A lot has changed over the last year, but one thing that’s stayed the same is a disparity between the Natural Gas Act (NGA) and the Federal Power Act (FPA) that prevents gas end-users from recouping transmission overcharges the way their counterparts do on the power side, according to Dave Ciarlone, manager of global energy services for aluminum producer Alcoa Inc.

Under the FPA, the Federal Energy Regulatory Commission (FERC) has authority to order reimbursement of overcharges back to the date the overcharges began. FERC can only order reimbursement for overcharges from the date of its order finding the overcharges took place.

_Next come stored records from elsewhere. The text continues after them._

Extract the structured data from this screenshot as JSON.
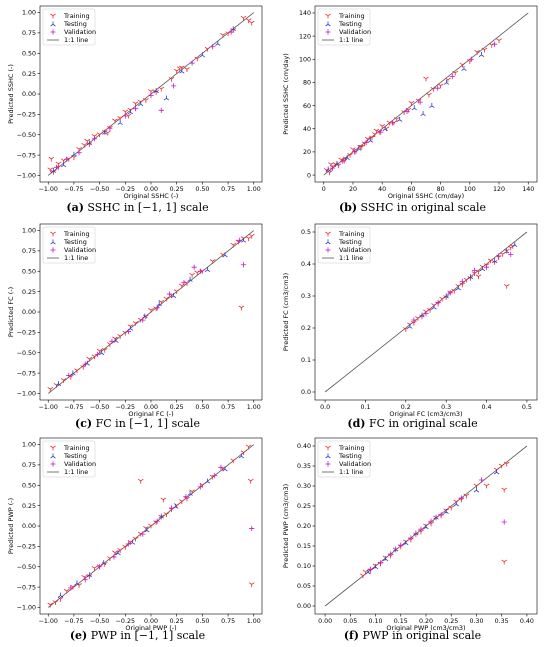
{
  "series_colors": {
    "Training": "#f0262a",
    "Testing": "#2d38d8",
    "Validation": "#c41ccc",
    "line": "#555555"
  },
  "captions": [
    {
      "letter": "(a)",
      "text": " SSHC in [−1, 1] scale"
    },
    {
      "letter": "(b)",
      "text": " SSHC in original scale"
    },
    {
      "letter": "(c)",
      "text": " FC in [−1, 1] scale"
    },
    {
      "letter": "(d)",
      "text": " FC in original scale"
    },
    {
      "letter": "(e)",
      "text": " PWP in [−1, 1] scale"
    },
    {
      "letter": "(f)",
      "text": " PWP in original scale"
    }
  ],
  "chart_data": [
    {
      "type": "scatter",
      "xlabel": "Original SSHC (-)",
      "ylabel": "Predicted SSHC (-)",
      "xlim": [
        -1.08,
        1.08
      ],
      "ylim": [
        -1.08,
        1.08
      ],
      "xticks": [
        -1.0,
        -0.75,
        -0.5,
        -0.25,
        0.0,
        0.25,
        0.5,
        0.75,
        1.0
      ],
      "yticks": [
        -1.0,
        -0.75,
        -0.5,
        -0.25,
        0.0,
        0.25,
        0.5,
        0.75,
        1.0
      ],
      "tick_decimals": 2,
      "legend": [
        "Training",
        "Testing",
        "Validation",
        "1:1 line"
      ],
      "legend_position": "top-left",
      "identity_line": [
        -1.0,
        1.0
      ],
      "series": [
        {
          "name": "Training",
          "x": [
            -0.98,
            -0.95,
            -0.9,
            -0.85,
            -0.8,
            -0.75,
            -0.7,
            -0.65,
            -0.6,
            -0.55,
            -0.5,
            -0.45,
            -0.4,
            -0.35,
            -0.3,
            -0.25,
            -0.2,
            -0.15,
            -0.1,
            -0.05,
            0.0,
            0.05,
            0.1,
            0.2,
            0.25,
            0.3,
            0.35,
            0.45,
            0.55,
            0.7,
            0.8,
            0.9,
            0.95,
            0.98,
            -0.97,
            -0.9,
            -0.62,
            -0.42,
            -0.22,
            0.28,
            0.75
          ],
          "y": [
            -0.93,
            -0.96,
            -0.9,
            -0.82,
            -0.8,
            -0.78,
            -0.68,
            -0.63,
            -0.62,
            -0.52,
            -0.5,
            -0.47,
            -0.42,
            -0.33,
            -0.3,
            -0.22,
            -0.2,
            -0.12,
            -0.1,
            -0.08,
            0.03,
            0.02,
            0.06,
            0.18,
            0.28,
            0.32,
            0.3,
            0.43,
            0.55,
            0.72,
            0.78,
            0.93,
            0.9,
            0.87,
            -0.8,
            -0.86,
            -0.58,
            -0.48,
            -0.27,
            0.31,
            0.74
          ]
        },
        {
          "name": "Testing",
          "x": [
            -0.95,
            -0.85,
            -0.75,
            -0.6,
            -0.45,
            -0.3,
            -0.2,
            -0.1,
            0.05,
            0.15,
            0.3,
            0.5,
            0.65,
            0.8
          ],
          "y": [
            -0.94,
            -0.87,
            -0.74,
            -0.6,
            -0.47,
            -0.35,
            -0.22,
            -0.12,
            0.04,
            -0.05,
            0.28,
            0.48,
            0.62,
            0.8
          ]
        },
        {
          "name": "Validation",
          "x": [
            -0.92,
            -0.82,
            -0.7,
            -0.55,
            -0.4,
            -0.25,
            -0.15,
            0.0,
            0.1,
            0.22,
            0.4,
            0.6,
            0.78
          ],
          "y": [
            -0.9,
            -0.8,
            -0.72,
            -0.55,
            -0.42,
            -0.27,
            -0.18,
            -0.02,
            -0.2,
            0.1,
            0.38,
            0.58,
            0.76
          ]
        }
      ]
    },
    {
      "type": "scatter",
      "xlabel": "Original SSHC (cm/day)",
      "ylabel": "Predicted SSHC (cm/day)",
      "xlim": [
        -6,
        146
      ],
      "ylim": [
        -6,
        146
      ],
      "xticks": [
        0,
        20,
        40,
        60,
        80,
        100,
        120,
        140
      ],
      "yticks": [
        0,
        20,
        40,
        60,
        80,
        100,
        120,
        140
      ],
      "tick_decimals": 0,
      "legend": [
        "Training",
        "Testing",
        "Validation",
        "1:1 line"
      ],
      "legend_position": "top-left",
      "identity_line": [
        0,
        140
      ],
      "series": [
        {
          "name": "Training",
          "x": [
            2,
            4,
            6,
            8,
            10,
            12,
            15,
            18,
            20,
            22,
            25,
            28,
            30,
            33,
            35,
            38,
            40,
            43,
            45,
            50,
            55,
            58,
            60,
            65,
            70,
            75,
            80,
            85,
            90,
            95,
            100,
            105,
            110,
            115,
            120,
            5,
            14,
            26,
            36,
            48,
            72
          ],
          "y": [
            4,
            2,
            7,
            9,
            8,
            13,
            14,
            17,
            22,
            20,
            24,
            27,
            31,
            32,
            35,
            37,
            42,
            40,
            45,
            48,
            54,
            56,
            62,
            64,
            83,
            74,
            77,
            82,
            88,
            95,
            98,
            106,
            108,
            112,
            116,
            9,
            12,
            24,
            38,
            45,
            69
          ]
        },
        {
          "name": "Testing",
          "x": [
            3,
            9,
            16,
            24,
            32,
            42,
            52,
            62,
            68,
            74,
            84,
            96,
            108
          ],
          "y": [
            5,
            10,
            15,
            23,
            30,
            40,
            48,
            58,
            53,
            60,
            80,
            92,
            104
          ]
        },
        {
          "name": "Validation",
          "x": [
            6,
            13,
            21,
            29,
            39,
            47,
            57,
            66,
            78,
            88,
            101,
            117
          ],
          "y": [
            6,
            12,
            20,
            28,
            37,
            45,
            55,
            63,
            75,
            85,
            100,
            113
          ]
        }
      ]
    },
    {
      "type": "scatter",
      "xlabel": "Original FC (-)",
      "ylabel": "Predicted FC (-)",
      "xlim": [
        -1.08,
        1.08
      ],
      "ylim": [
        -1.08,
        1.08
      ],
      "xticks": [
        -1.0,
        -0.75,
        -0.5,
        -0.25,
        0.0,
        0.25,
        0.5,
        0.75,
        1.0
      ],
      "yticks": [
        -1.0,
        -0.75,
        -0.5,
        -0.25,
        0.0,
        0.25,
        0.5,
        0.75,
        1.0
      ],
      "tick_decimals": 2,
      "legend": [
        "Training",
        "Testing",
        "Validation",
        "1:1 line"
      ],
      "legend_position": "top-left",
      "identity_line": [
        -1.0,
        1.0
      ],
      "series": [
        {
          "name": "Training",
          "x": [
            -0.98,
            -0.92,
            -0.85,
            -0.78,
            -0.72,
            -0.66,
            -0.6,
            -0.55,
            -0.5,
            -0.45,
            -0.4,
            -0.35,
            -0.3,
            -0.25,
            -0.2,
            -0.15,
            -0.1,
            -0.05,
            0.0,
            0.05,
            0.1,
            0.15,
            0.2,
            0.25,
            0.3,
            0.35,
            0.4,
            0.45,
            0.5,
            0.6,
            0.7,
            0.8,
            0.85,
            0.88,
            0.9,
            0.95,
            0.98
          ],
          "y": [
            -0.95,
            -0.9,
            -0.84,
            -0.8,
            -0.72,
            -0.68,
            -0.58,
            -0.55,
            -0.48,
            -0.47,
            -0.4,
            -0.33,
            -0.3,
            -0.26,
            -0.18,
            -0.14,
            -0.1,
            -0.06,
            0.02,
            0.04,
            0.12,
            0.16,
            0.2,
            0.25,
            0.32,
            0.35,
            0.45,
            0.48,
            0.5,
            0.62,
            0.7,
            0.82,
            0.86,
            0.05,
            0.9,
            0.9,
            0.93
          ]
        },
        {
          "name": "Testing",
          "x": [
            -0.9,
            -0.76,
            -0.62,
            -0.48,
            -0.34,
            -0.2,
            -0.06,
            0.08,
            0.22,
            0.38,
            0.55,
            0.72,
            0.9
          ],
          "y": [
            -0.88,
            -0.75,
            -0.63,
            -0.5,
            -0.35,
            -0.2,
            -0.05,
            0.1,
            0.2,
            0.4,
            0.52,
            0.7,
            0.88
          ]
        },
        {
          "name": "Validation",
          "x": [
            -0.8,
            -0.64,
            -0.52,
            -0.38,
            -0.22,
            -0.08,
            0.06,
            0.18,
            0.32,
            0.42,
            0.48,
            0.86,
            0.9
          ],
          "y": [
            -0.78,
            -0.64,
            -0.52,
            -0.36,
            -0.24,
            -0.1,
            0.05,
            0.22,
            0.36,
            0.55,
            0.5,
            0.88,
            0.58
          ]
        }
      ]
    },
    {
      "type": "scatter",
      "xlabel": "Original FC (cm3/cm3)",
      "ylabel": "Predicted FC (cm3/cm3)",
      "xlim": [
        -0.025,
        0.525
      ],
      "ylim": [
        -0.025,
        0.525
      ],
      "xticks": [
        0.0,
        0.1,
        0.2,
        0.3,
        0.4,
        0.5
      ],
      "yticks": [
        0.0,
        0.1,
        0.2,
        0.3,
        0.4,
        0.5
      ],
      "tick_decimals": 1,
      "legend": [
        "Training",
        "Testing",
        "Validation",
        "1:1 line"
      ],
      "legend_position": "top-left",
      "identity_line": [
        0.0,
        0.5
      ],
      "series": [
        {
          "name": "Training",
          "x": [
            0.2,
            0.21,
            0.22,
            0.23,
            0.24,
            0.25,
            0.26,
            0.27,
            0.28,
            0.29,
            0.3,
            0.31,
            0.32,
            0.33,
            0.34,
            0.35,
            0.36,
            0.37,
            0.38,
            0.39,
            0.4,
            0.41,
            0.42,
            0.43,
            0.44,
            0.45,
            0.46,
            0.465,
            0.45,
            0.38
          ],
          "y": [
            0.195,
            0.21,
            0.215,
            0.23,
            0.235,
            0.25,
            0.255,
            0.27,
            0.275,
            0.29,
            0.295,
            0.31,
            0.315,
            0.33,
            0.335,
            0.35,
            0.355,
            0.37,
            0.375,
            0.39,
            0.395,
            0.41,
            0.405,
            0.42,
            0.43,
            0.44,
            0.45,
            0.455,
            0.33,
            0.36
          ]
        },
        {
          "name": "Testing",
          "x": [
            0.21,
            0.24,
            0.27,
            0.3,
            0.33,
            0.36,
            0.39,
            0.42,
            0.45,
            0.47
          ],
          "y": [
            0.205,
            0.24,
            0.265,
            0.3,
            0.325,
            0.36,
            0.385,
            0.41,
            0.44,
            0.46
          ]
        },
        {
          "name": "Validation",
          "x": [
            0.22,
            0.25,
            0.28,
            0.31,
            0.34,
            0.37,
            0.4,
            0.43,
            0.46
          ],
          "y": [
            0.225,
            0.245,
            0.28,
            0.31,
            0.345,
            0.38,
            0.39,
            0.425,
            0.43
          ]
        }
      ]
    },
    {
      "type": "scatter",
      "xlabel": "Original PWP (-)",
      "ylabel": "Predicted PWP (-)",
      "xlim": [
        -1.08,
        1.08
      ],
      "ylim": [
        -1.08,
        1.08
      ],
      "xticks": [
        -1.0,
        -0.75,
        -0.5,
        -0.25,
        0.0,
        0.25,
        0.5,
        0.75,
        1.0
      ],
      "yticks": [
        -1.0,
        -0.75,
        -0.5,
        -0.25,
        0.0,
        0.25,
        0.5,
        0.75,
        1.0
      ],
      "tick_decimals": 2,
      "legend": [
        "Training",
        "Testing",
        "Validation",
        "1:1 line"
      ],
      "legend_position": "top-left",
      "identity_line": [
        -1.0,
        1.0
      ],
      "series": [
        {
          "name": "Training",
          "x": [
            -0.98,
            -0.93,
            -0.88,
            -0.82,
            -0.76,
            -0.7,
            -0.65,
            -0.6,
            -0.55,
            -0.5,
            -0.45,
            -0.4,
            -0.35,
            -0.3,
            -0.25,
            -0.2,
            -0.15,
            -0.1,
            -0.05,
            0.0,
            0.05,
            0.1,
            0.15,
            0.2,
            0.25,
            0.3,
            0.35,
            0.4,
            0.5,
            0.6,
            0.7,
            0.8,
            0.9,
            0.95,
            0.97,
            0.98,
            -0.1,
            0.12
          ],
          "y": [
            -0.97,
            -0.94,
            -0.9,
            -0.8,
            -0.75,
            -0.73,
            -0.63,
            -0.62,
            -0.52,
            -0.5,
            -0.47,
            -0.4,
            -0.33,
            -0.3,
            -0.26,
            -0.2,
            -0.16,
            -0.1,
            -0.03,
            0.0,
            0.04,
            0.11,
            0.14,
            0.2,
            0.25,
            0.3,
            0.33,
            0.42,
            0.5,
            0.6,
            0.7,
            0.8,
            0.9,
            0.97,
            0.55,
            -0.72,
            0.55,
            0.32
          ]
        },
        {
          "name": "Testing",
          "x": [
            -0.88,
            -0.72,
            -0.6,
            -0.46,
            -0.32,
            -0.18,
            -0.04,
            0.1,
            0.24,
            0.38,
            0.55,
            0.72,
            0.88
          ],
          "y": [
            -0.85,
            -0.7,
            -0.6,
            -0.45,
            -0.33,
            -0.2,
            -0.05,
            0.12,
            0.24,
            0.4,
            0.55,
            0.7,
            0.86
          ]
        },
        {
          "name": "Validation",
          "x": [
            -0.78,
            -0.64,
            -0.5,
            -0.36,
            -0.22,
            -0.08,
            0.06,
            0.2,
            0.34,
            0.48,
            0.62,
            0.68,
            0.98
          ],
          "y": [
            -0.76,
            -0.66,
            -0.5,
            -0.38,
            -0.22,
            -0.1,
            0.06,
            0.22,
            0.36,
            0.48,
            0.62,
            0.72,
            -0.03
          ]
        }
      ]
    },
    {
      "type": "scatter",
      "xlabel": "Original PWP (cm3/cm3)",
      "ylabel": "Predicted PWP (cm3/cm3)",
      "xlim": [
        -0.02,
        0.42
      ],
      "ylim": [
        -0.02,
        0.42
      ],
      "xticks": [
        0.0,
        0.05,
        0.1,
        0.15,
        0.2,
        0.25,
        0.3,
        0.35,
        0.4
      ],
      "yticks": [
        0.0,
        0.05,
        0.1,
        0.15,
        0.2,
        0.25,
        0.3,
        0.35,
        0.4
      ],
      "tick_decimals": 2,
      "legend": [
        "Training",
        "Testing",
        "Validation",
        "1:1 line"
      ],
      "legend_position": "top-left",
      "identity_line": [
        0.0,
        0.4
      ],
      "series": [
        {
          "name": "Training",
          "x": [
            0.075,
            0.08,
            0.09,
            0.1,
            0.11,
            0.12,
            0.13,
            0.14,
            0.15,
            0.16,
            0.17,
            0.18,
            0.19,
            0.2,
            0.21,
            0.22,
            0.23,
            0.24,
            0.25,
            0.26,
            0.27,
            0.28,
            0.3,
            0.32,
            0.34,
            0.35,
            0.355,
            0.355,
            0.36
          ],
          "y": [
            0.075,
            0.085,
            0.088,
            0.1,
            0.105,
            0.12,
            0.125,
            0.14,
            0.148,
            0.16,
            0.165,
            0.178,
            0.185,
            0.2,
            0.205,
            0.22,
            0.225,
            0.238,
            0.245,
            0.26,
            0.265,
            0.275,
            0.3,
            0.3,
            0.34,
            0.35,
            0.11,
            0.29,
            0.355
          ]
        },
        {
          "name": "Testing",
          "x": [
            0.085,
            0.1,
            0.12,
            0.14,
            0.16,
            0.18,
            0.2,
            0.22,
            0.24,
            0.26,
            0.3,
            0.34
          ],
          "y": [
            0.085,
            0.098,
            0.118,
            0.142,
            0.158,
            0.182,
            0.198,
            0.222,
            0.236,
            0.255,
            0.29,
            0.335
          ]
        },
        {
          "name": "Validation",
          "x": [
            0.09,
            0.11,
            0.13,
            0.15,
            0.17,
            0.19,
            0.21,
            0.23,
            0.27,
            0.31,
            0.355
          ],
          "y": [
            0.092,
            0.108,
            0.13,
            0.152,
            0.17,
            0.192,
            0.212,
            0.228,
            0.27,
            0.315,
            0.21
          ]
        }
      ]
    }
  ]
}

“If you’re an end-user you’re probably being overcharged,” Ciarlone told attendees at GasMart 2010 in Chicago last week. What’s needed is modification of Section 5 of the NGA, something for which Ciarlone has been banging the drum since at least the previous GasMart in 2009 (see NGI, May 25, 2009).

Ciarlone rejects the suggestion that what he is seeking is retroactive ratemaking. “That’s a term that I reject on its face. It’s designed to start with a Congress-person who’s already predisposed to regulation and make it sound like somebody’s trying to change the rules after the game has started,” he said. “No one is talking about going back and redoing the rules of what fuel costs are. We’re just talking about going back and making sure the revenues collected produce the rate of return allowed.”

He said he understands the pipelines’ position and their responsibility to generate the best returns possible for shareholders. In cases in which excess revenues are alleged, it makes sense for a pipeline to delay the case as long as possible to continue collecting as much money as possible, he said. This happened recently at FERC when a case was delayed on procedural issues raised by pipelines, he said.

“The end-users run out of the wherewithal to sustain the complaint. There are a lot of complaints that I know about that aren’t even brought” for this reason, he said. “The gap in the rules can influence behaviors along the entire value chain.”

A major Section 5 case is currently under way at FERC (see NGI, May 10). A group of Northern Natural Gas shippers has called on FERC to terminate later this month a Section 5 complaint proceeding against the pipeline for overrecovery of its cost of service if the pipeline agrees not to seek a rate increase prior to or on May 1, 2011 or put higher rates into effect prior to Nov. 1, 2011 (see related story).

Sen. Maria Cantwell (D-WA) last year sought to include in the broad energy bill a proposal to make gas pipeline customers eligible for retroactive refunds, but it was defeated in committee. She indicated that she plans to offer the amendment again (see NGI, June 22, 2009).

Ciarlone said Cantwell’s amendment simply would let the NGA catch up to where the FPA has been for 20 years. He said the amendment is now looking for a home attached to an energy bill or similar piece of legislation and called on his fellow end-users to support it.

“Get involved in this,” he said. “Your senators are very eager to keep manufacturing jobs in their states. I know if you identified yourselves as impacted constituents there would be ears to hear your complaint.”